Household project based on CRISP-DM framework

This project is based on the data set called [login to view URL] that includes about 3,000 households in two midwestern cities in the United States. The data contain demographic information such as household incomes, number of household members, education levels of the heads of households as well as information on the purchases of several retail products such as frozen dinners and yogurt. The data were collected between 1985 and 1988 by a marketing research firm, AC Nielsen.

Your assignment is first to propose a business analytics plan based on the CRISP-DM framework and identify and complete the appropriate tasks for each of the six CRISP-DM phases. The project deliverables include a final written report and an oral presentation that should follow the outline shown below.

1. Business understanding: Describe the business opportunities that the data present and formulate relevant business questions.

2. Data understanding: Explore the data set with descriptive analytics tools and provide relevant

information. Examine the possibility of supervised and unsupervised analysis techniques and identify possible variables for further analysis. Keep in mind the business opportunities and questions formulated in the first phase. The following criteria may also be considered as a guide.

• Does a target variable exist?

• Does the data set contain historical values of the target variables?

• Does the data set have a sufficient number of observations to support data partitioning that may be required to answer the business question(s)?

3. Data preparation: Determine and perform the necessary data wrangling and preparation tasks based on the decision made during the business and data understanding phases. Explain the rationale for these tasks and document the changes that you have made to the data set.

4. Modeling: Consider the strengths and weaknesses of different modeling techniques. Implement the appropriate techniques, explain the rationale for your selection, and present relevant analysis results and interpretation. For the supervised techniques, determine whether to use classification or prediction models and explain your decision. Use appropriate data partitioning and performance measures to evaluate the competing models implemented in the modeling phase. Identify the best model(s).

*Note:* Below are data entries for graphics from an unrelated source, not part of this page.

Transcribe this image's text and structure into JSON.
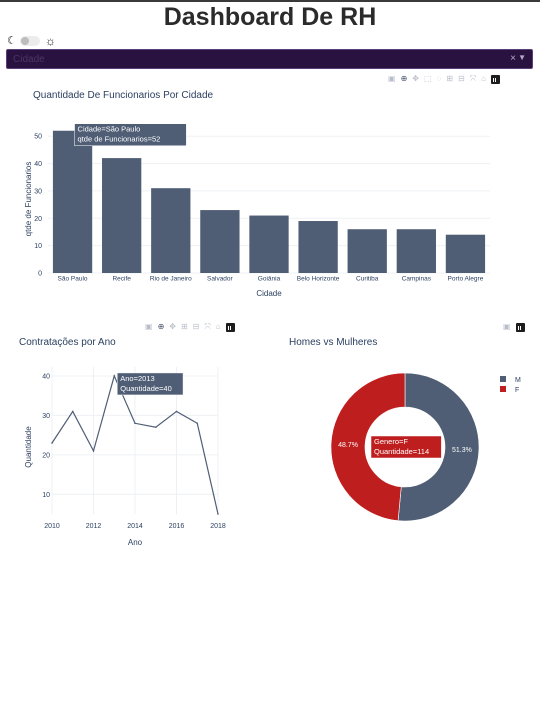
{
  "header": {
    "title": "Dashboard De RH"
  },
  "theme_toggle": {
    "moon_icon": "moon-icon",
    "sun_icon": "sun-icon"
  },
  "filter": {
    "placeholder": "Cidade",
    "clear_symbol": "×",
    "arrow_symbol": "▼"
  },
  "colors": {
    "primary": "#4f5d75",
    "accent": "#bf1e1e",
    "dropdown_bg": "#2a1240"
  },
  "chart_data": [
    {
      "id": "city",
      "type": "bar",
      "title": "Quantidade De Funcionarios Por Cidade",
      "xlabel": "Cidade",
      "ylabel": "qtde de Funcionarios",
      "categories": [
        "São Paulo",
        "Recife",
        "Rio de Janeiro",
        "Salvador",
        "Goiânia",
        "Belo Horizonte",
        "Curitiba",
        "Campinas",
        "Porto Alegre"
      ],
      "values": [
        52,
        42,
        31,
        23,
        21,
        19,
        16,
        16,
        14
      ],
      "ylim": [
        0,
        53
      ],
      "yticks": [
        0,
        10,
        20,
        30,
        40,
        50
      ],
      "grid": true,
      "hover": {
        "category_index": 0,
        "lines": [
          "Cidade=São Paulo",
          "qtde de Funcionarios=52"
        ]
      }
    },
    {
      "id": "hires",
      "type": "line",
      "title": "Contratações por Ano",
      "xlabel": "Ano",
      "ylabel": "Quantidade",
      "x": [
        2010,
        2011,
        2012,
        2013,
        2014,
        2015,
        2016,
        2017,
        2018
      ],
      "y": [
        23,
        31,
        21,
        40,
        28,
        27,
        31,
        28,
        5
      ],
      "xlim": [
        2010,
        2018
      ],
      "ylim": [
        5,
        41
      ],
      "xticks": [
        2010,
        2012,
        2014,
        2016,
        2018
      ],
      "yticks": [
        10,
        20,
        30,
        40
      ],
      "grid": true,
      "hover": {
        "point_index": 3,
        "lines": [
          "Ano=2013",
          "Quantidade=40"
        ]
      }
    },
    {
      "id": "gender",
      "type": "pie",
      "title": "Homes vs Mulheres",
      "hole": true,
      "labels": [
        "M",
        "F"
      ],
      "values": [
        121,
        114
      ],
      "percent_labels": [
        "51.3%",
        "48.7%"
      ],
      "legend_position": "top-right",
      "hover": {
        "slice_index": 1,
        "lines": [
          "Genero=F",
          "Quantidade=114"
        ]
      }
    }
  ]
}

5. Evaluation: Refocus on the business objectives of the project. Review the steps executed to construct the model to ensure no key business issues were overlooked. Evaluate whether the models have properly achieved the business objectives outlined during the business understanding phase. Formulate actionable recommendations based on the findings.

6. Deployment: Communicate the findings and relevant business insights with a written report and oral presentation that incorporate appropriate statistical information and visuals. The main focus should be placed on providing actionable business recommendations for a managerial and non-technical audience.